I turn my body gently to the side to face him, pushing back with all my might at the thoughts that are coming back to me as my mind wakes. I put up a wall to block it all from coming back so I can just look at him at this moment. He is not supposed to be here, one sneaky thought slips through. I close my eyes, concentrating on the familiar weight of his arm around me and the heat radiating from his body.
I pretend that we never broke up, I pretend that nothing went wrong, that he is still mine and that we were never isolated. He makes a soft sound and my eyes open again to look at his lips. They are pouted even in his sleep, slightly parted as he breathes in and out. My hand rests between us, my fingers inching towards his skin. I just want to touch him, even if I have forbidden myself from doing so.

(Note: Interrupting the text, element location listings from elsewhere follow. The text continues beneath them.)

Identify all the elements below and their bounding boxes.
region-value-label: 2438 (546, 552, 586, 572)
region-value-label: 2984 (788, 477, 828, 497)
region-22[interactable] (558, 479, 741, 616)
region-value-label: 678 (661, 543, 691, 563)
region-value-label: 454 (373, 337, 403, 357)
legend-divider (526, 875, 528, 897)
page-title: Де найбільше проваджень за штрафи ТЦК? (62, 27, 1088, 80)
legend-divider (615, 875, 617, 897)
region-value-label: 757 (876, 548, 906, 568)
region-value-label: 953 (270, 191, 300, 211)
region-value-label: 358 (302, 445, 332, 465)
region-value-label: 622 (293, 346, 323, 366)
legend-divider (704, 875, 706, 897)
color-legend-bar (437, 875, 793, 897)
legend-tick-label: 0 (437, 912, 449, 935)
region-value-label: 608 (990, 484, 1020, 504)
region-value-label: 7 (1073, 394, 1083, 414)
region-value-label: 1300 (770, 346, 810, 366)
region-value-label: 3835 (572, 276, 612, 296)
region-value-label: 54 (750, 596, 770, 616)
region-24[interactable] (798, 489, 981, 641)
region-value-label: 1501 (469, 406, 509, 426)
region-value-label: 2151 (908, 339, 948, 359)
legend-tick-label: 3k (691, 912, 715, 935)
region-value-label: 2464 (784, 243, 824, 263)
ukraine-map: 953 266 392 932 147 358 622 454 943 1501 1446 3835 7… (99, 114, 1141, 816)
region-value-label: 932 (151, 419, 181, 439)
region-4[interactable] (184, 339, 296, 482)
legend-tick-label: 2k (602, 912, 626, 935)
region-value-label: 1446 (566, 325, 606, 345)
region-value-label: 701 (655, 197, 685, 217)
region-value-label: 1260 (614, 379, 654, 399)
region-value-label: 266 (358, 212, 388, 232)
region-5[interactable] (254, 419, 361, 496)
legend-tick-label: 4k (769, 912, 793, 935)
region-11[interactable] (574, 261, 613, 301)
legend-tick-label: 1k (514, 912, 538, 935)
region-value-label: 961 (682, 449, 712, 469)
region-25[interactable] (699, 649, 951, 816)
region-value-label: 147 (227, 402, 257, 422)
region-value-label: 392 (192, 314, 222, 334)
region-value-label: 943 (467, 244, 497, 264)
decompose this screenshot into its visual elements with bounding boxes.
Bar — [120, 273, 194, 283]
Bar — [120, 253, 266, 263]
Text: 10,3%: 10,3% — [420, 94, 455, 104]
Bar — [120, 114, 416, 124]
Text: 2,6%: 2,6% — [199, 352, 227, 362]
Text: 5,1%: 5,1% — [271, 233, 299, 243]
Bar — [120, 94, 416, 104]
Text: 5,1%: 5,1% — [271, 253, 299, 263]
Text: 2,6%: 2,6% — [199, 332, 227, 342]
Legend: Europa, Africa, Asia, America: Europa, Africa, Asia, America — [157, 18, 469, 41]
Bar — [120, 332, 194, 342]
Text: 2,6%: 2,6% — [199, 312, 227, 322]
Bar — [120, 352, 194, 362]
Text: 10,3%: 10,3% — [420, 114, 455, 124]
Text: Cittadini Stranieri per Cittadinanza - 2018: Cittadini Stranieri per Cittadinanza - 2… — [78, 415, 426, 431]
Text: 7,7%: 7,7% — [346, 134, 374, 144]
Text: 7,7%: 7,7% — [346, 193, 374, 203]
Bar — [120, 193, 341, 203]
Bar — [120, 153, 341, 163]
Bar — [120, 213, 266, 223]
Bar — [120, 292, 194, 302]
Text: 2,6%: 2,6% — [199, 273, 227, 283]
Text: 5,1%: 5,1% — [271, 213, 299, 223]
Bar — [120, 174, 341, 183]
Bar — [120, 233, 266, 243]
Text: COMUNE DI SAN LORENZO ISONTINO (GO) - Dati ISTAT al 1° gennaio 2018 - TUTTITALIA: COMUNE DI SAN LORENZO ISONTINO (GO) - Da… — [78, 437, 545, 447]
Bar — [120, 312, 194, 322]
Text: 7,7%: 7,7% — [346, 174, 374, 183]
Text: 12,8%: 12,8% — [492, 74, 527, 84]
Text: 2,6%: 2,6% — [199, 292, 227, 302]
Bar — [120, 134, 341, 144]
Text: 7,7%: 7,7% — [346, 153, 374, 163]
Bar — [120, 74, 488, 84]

His eyelashes fan over his cheeks, so long and beautiful that it use to make me envious. Now I only wish to look at them for as long as I could. If I was to be granted one wish it would be to be frozen in this moment with him forever.
My fingers reach their destination and trace the dark circles just under his eyes and above his cheekbones. His skin is warm and sends tingles down my spine and I can no longer bare the inches of distance between our bodies. The ugly thoughts behind the wall I put up starts to pound furiously but my need is stronger. Need was an ugly thing too.
You fainted last night
I take my fingers away and look down to see that I'm in a white t-shirt. One of his that I took and never got to return. My legs are bare and his are only inches away from mine. The pain quickly gets overwhelming, "Calum..." my voice strains, tears springing into my eyes and in an instant, all my limbs are wrapped around him and I'm moving his head from the pillow and onto my chest. "Calum..." I sob and his eyes open, his arms tightening around me instinctively.
"Monti?" he whispers, sleep till heavy in his voice. The heat from his body starts to seep into mine and I wrap my limbs tighter around him, pulling him closer to me. "Just hold me, please." I beg and he doesn't say a word to refuse.
He moves the arm that he is using to hold all his weight and slips it under my waist, aligning his body with mine the way we use to do when everything in the world was right. The weight of him on me calms me more than anything in the world ever will and the brewing storms cease. "I'll hold you for as long as you want me too." his head nestles onto the crook of my neck and his lips leave a kiss there, gentle as ever.
I was safe again, he was safe again. It is all I think of as we drift off to sleep again.
A/N:
I don't recommend for you to ever do that with your ex.